Будучи уже не в состоянии садиться на велосипед, да его теперь и не было, Маша наперевес с почтовой сумкой ходила пешком в соседние сёла. Ей нравились эти нечастые прогулки. Она выходила пораньше, пока не жарко, вдыхала жадными ноздрями свежий воздух, слушала, как чирикают птицы, как ветер приглаживает высокую траву, а когда тяжелел живот, присаживалась у обочины, а то и вовсе ложилась под синим небом и думала, думала о своей круто переломленной судьбе. В одном из тех сёл жила её бабка. Справившись с почтой, Машка заходила к ней, перекусывала, бабка охала и качала седой головой. Иногда, ворча на Машкиного отца, который запретил ей принимать к себе внучку, тыкала деньги, и изгнанница отправлялась в обратный путь. Живот рос быстро и Машка понимала, что ещё чуть-чуть и она лишиться и этого скромного дохода. И тут ей неожиданно улыбнулась маленькая удача.
В преддверии осени она зашла, как обычно перед выходными, на почту за письмами. Одна женщина жаловалась другой, что, дескать, из-за работы и забот нет времени связать для ребёнка осенних вещичек. Тут Машку осенила идея:
— Если у вас есть пряжа, я могу вам связать за небольшие деньги. Я хорошо умею, аккуратно.
Женщина удивлённо посмотрела на Машку, потом на собеседницу - та неопределённо пожала плечами и отвернулась к стенду с плакатами. Машку она не любила, потому что та была в стократ красивее её дочек всех вместе взятых.
— Есть пряжа, найду. Только кофточку я хочу с капюшончиком, и чтоб бубончик был. Сможешь?
— Смогу, я что угодно могу связать, - просияла Машка.
— И шапочку ещё, такую, знаешь, чтоб прям плотненькая была...
— Без проблем. Давайте я к вам зайду за нитками и заодно мерки сниму с ребёнка?
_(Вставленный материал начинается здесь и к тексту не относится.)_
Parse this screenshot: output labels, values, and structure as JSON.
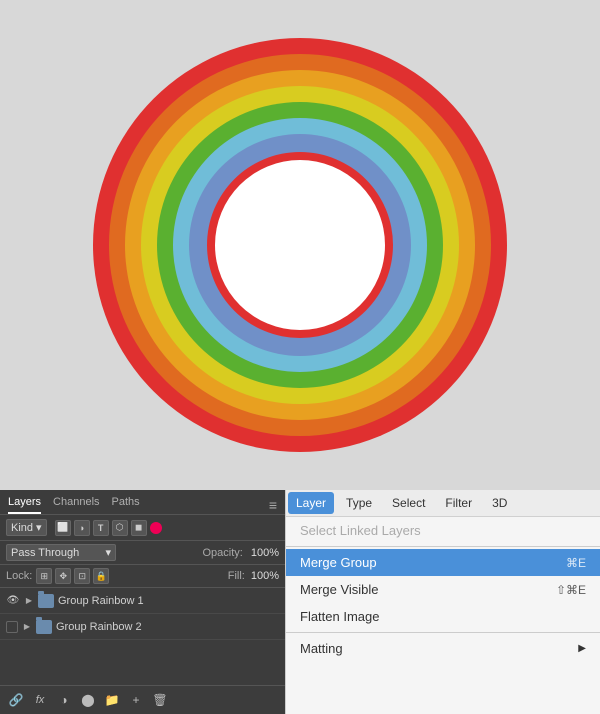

Неудобно было отказывать беременной и нуждающейся, все знали, что девчонку родители выставили с позором за порог. Женщина согласилась, а после осталась очень довольна заказом и нахваливала по селу рукодельницу-Машку. Люди стали обращаться к ней по мере необходимости, так у Маши появился хоть и весьма скромный, но всё же заработок. На нём и на продуктах, которые приносила ей мать, Маша перебивалась больше года со дня рождения ребёнка.
Её сын родился в октябре совершенно здоровым и крепким малышом. Ни отец, ни братья, ни сестра, никто, кроме матери, не пришёл на него посмотреть и поздравить Машу.
— Ох и на Петьку похож, ну вылитый! - поразилась Лида, рассматривая внука.
Никто не знает, сколько мук и лишений пришлось пережить Маше за ту зиму. В комнате, где из коммуникаций была лишь блеклая лампочка над потолком, а до ближайшего колодца идти за водой минут пятнадцать, Маша самозабвенно растила своего горячо любимого малыша, свою отраду, радость и счастье всей её короткой и ужасно глупой жизни, своего Петеньку - именно так она его назвала, в честь отца. А ночами, когда Петя, кряхтя, засыпал, она вынимала из его алого ротика иссосанный, горящий от боли сọсок своей груди, садилась под лампочкой и вязала заказанные детские вещицы, вязала без отдыха и сна, так что кожа на её пальцах истиралась чуть ли не до крови, а потом, когда уже деревенели руки и пальцы не слушались, она ложилась рядом с сыном, дышала его запахом и спала совсем мало, урывками, просыпаясь от каждого движения или звука ребёнка. Днём она выходила с ним на улицу подышать, и всё время держала его на руках, ведь коляски у неё не было, любовалась им, вздыхала и изо всех сил старалась не плакать.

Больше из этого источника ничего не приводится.